Aboard Pangia 10 (0320 Zulu)
“Nothing new happening up here!” Carol yelled, and Dan nodded as he sat on the floor of the electronics bay, glancing at the passenger who had been invaluable in helping solve an impossible riddle.
Frank nodded, too, his smile quite thin, the tension starkly transmitted by the tightness of his facial muscles. Small talk was difficult in the constrained space with the noise levels of cooling fans and slipstream, and Dan averted his gaze back to the strange cabinet, determined to give it a few more minutes before deciding precisely where they were in the process. The satcom antenna leads were dangling loose where he’d left them nearly a half hour before. No further orders could be received from anywhere as long as those two halves were disconnected, if there had indeed been any external control to begin with.
But that same nagging feeling that he hadn’t thought this through enough was rising again, the same feeling he had when playing chess and a gleeful move to place his opponent in check was about to turn out to be premature—the opponent poised to take advantage of the one move he’d failed to consider.
Why am I assuming there is a person on the other side of this nightmare? Dan thought, wondering if the personification of a nemesis wasn’t obscuring some larger truth. Why would anyone or any entity do this to us?
Carol’s head had disappeared from the hatch, and Dan found it suddenly unsettling to not see her there. He had all but ignored the beauty of her auburn hair cascading down through the hatch, so great was his forced discipline to concentrate on the nightmare at hand. Nothing wrong with concentrating! We’re in trouble. No time for thinking sex-related thoughts, although she was a very attractive woman. But here he was facing an uncertain future, his mind suddenly grasping for relief—something good to think about—and Carol’s femininity triggered a moment of regret that he’d paid far too little attention to his love life in the past few years.

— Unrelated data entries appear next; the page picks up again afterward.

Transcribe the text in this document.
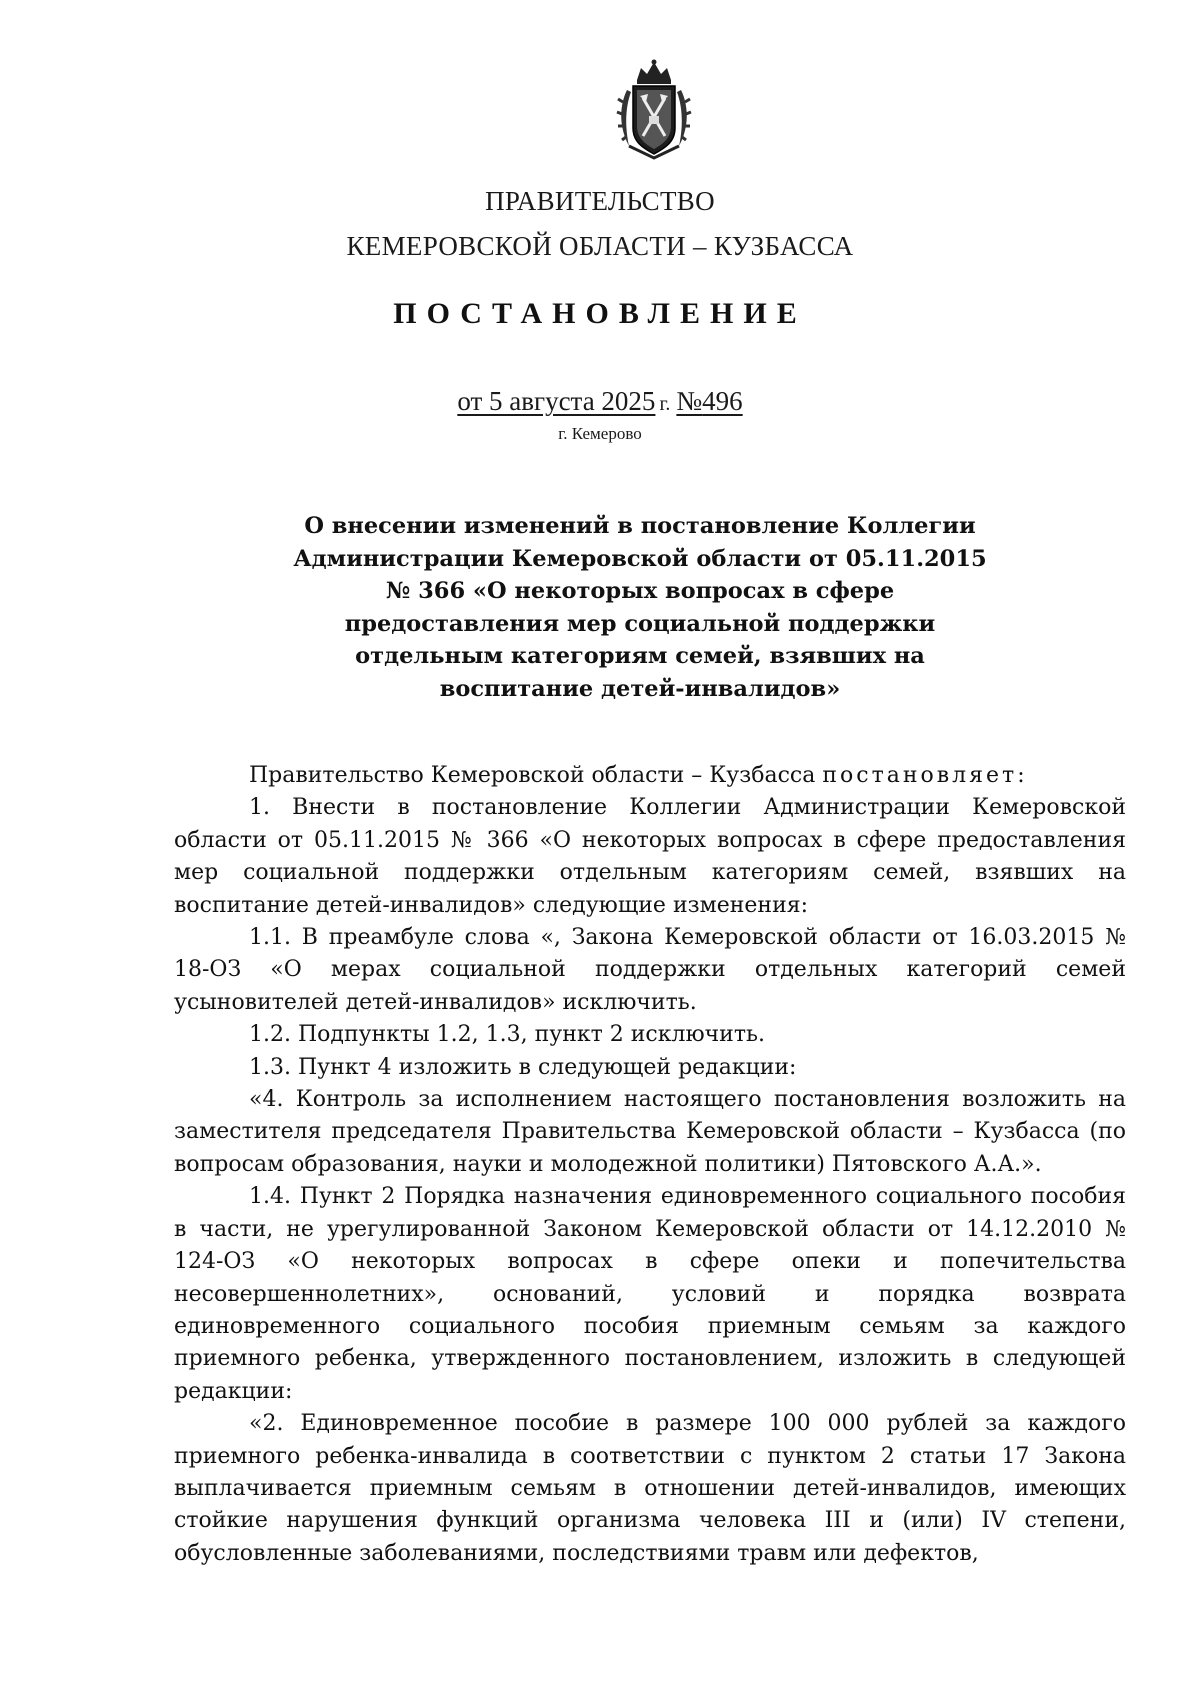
ПРАВИТЕЛЬСТВО
КЕМЕРОВСКОЙ ОБЛАСТИ – КУЗБАССА
ПОСТАНОВЛЕНИЕ
от 5 августа 2025 г. №496
г. Кемерово
О внесении изменений в постановление Коллегии
Администрации Кемеровской области от 05.11.2015
№ 366 «О некоторых вопросах в сфере
предоставления мер социальной поддержки
отдельным категориям семей, взявших на
воспитание детей-инвалидов»

Правительство Кемеровской области – Кузбасса постановляет:

1. Внести в постановление Коллегии Администрации Кемеровской области от 05.11.2015 № 366 «О некоторых вопросах в сфере предоставления мер социальной поддержки отдельным категориям семей, взявших на воспитание детей-инвалидов» следующие изменения:

1.1. В преамбуле слова «, Закона Кемеровской области от 16.03.2015 № 18-ОЗ «О мерах социальной поддержки отдельных категорий семей усыновителей детей-инвалидов» исключить.

1.2. Подпункты 1.2, 1.3, пункт 2 исключить.

1.3. Пункт 4 изложить в следующей редакции:

«4. Контроль за исполнением настоящего постановления возложить на заместителя председателя Правительства Кемеровской области – Кузбасса (по вопросам образования, науки и молодежной политики) Пятовского А.А.».

1.4. Пункт 2 Порядка назначения единовременного социального пособия в части, не урегулированной Законом Кемеровской области от 14.12.2010 № 124-ОЗ «О некоторых вопросах в сфере опеки и попечительства несовершеннолетних», оснований, условий и порядка возврата единовременного социального пособия приемным семьям за каждого приемного ребенка, утвержденного постановлением, изложить в следующей редакции:

«2. Единовременное пособие в размере 100 000 рублей за каждого приемного ребенка-инвалида в соответствии с пунктом 2 статьи 17 Закона выплачивается приемным семьям в отношении детей-инвалидов, имеющих стойкие нарушения функций организма человека III и (или) IV степени, обусловленные заболеваниями, последствиями травм или дефектов,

My alleged love life, he thought, triggering a random pain that echoed back to his teens and threatened to open doors of longing he’d long since tried to nail shut. He forcibly switched off those thoughts and turned his mind back to the life-threatening dilemma at hand.
There’s always a reason for anything that takes time and money, and whoever built this thing obviously has a huge investment in it working. But to do what? Kill us?
Dan looked at the cabinet again. Obviously designed to switch off the cockpit and hand the control to… someone? What if, he mused, it was a two-stage deal? First, remove control from the cockpit, then stage two, switch the active control to someone on the ground through satellite interface? What if only stage one had occurred, and that had been an accident?
And what if someone below was trying to “fix” that mistake right now and reverse stage one?
The two disconnected ends of the satellite communications antenna were suddenly mocking him, and Dan called Frank out of his brief reverie as he pointed to them.
“Follow my logic. We disconnected and nothing has changed for a half hour. That proves we weren’t under active control, so it should be okay to reconnect, especially if someone below accidentally triggered this thing and might try to use a satcom signal to reverse their mistake.”
“So… reconnect?” Frank asked.
“Yes. Why not?”
“How much time do we have?”
“Before what?”
“Before running out of gas.”
“Maybe two hours. Maybe a bit more.”
“Then we should do it quickly,” Frank said.
“Agreed,” Dan replied, adjusted the gloves, and grabbed the two ends, screwing them back into uniformity.
When the job was complete, Dan sat back, aware Frank was looking at him.
“What?”
“That was precisely my question, Captain. What do we do now?” Frank asked.
“We start experimenting again and yanking relays, as fast as we can.”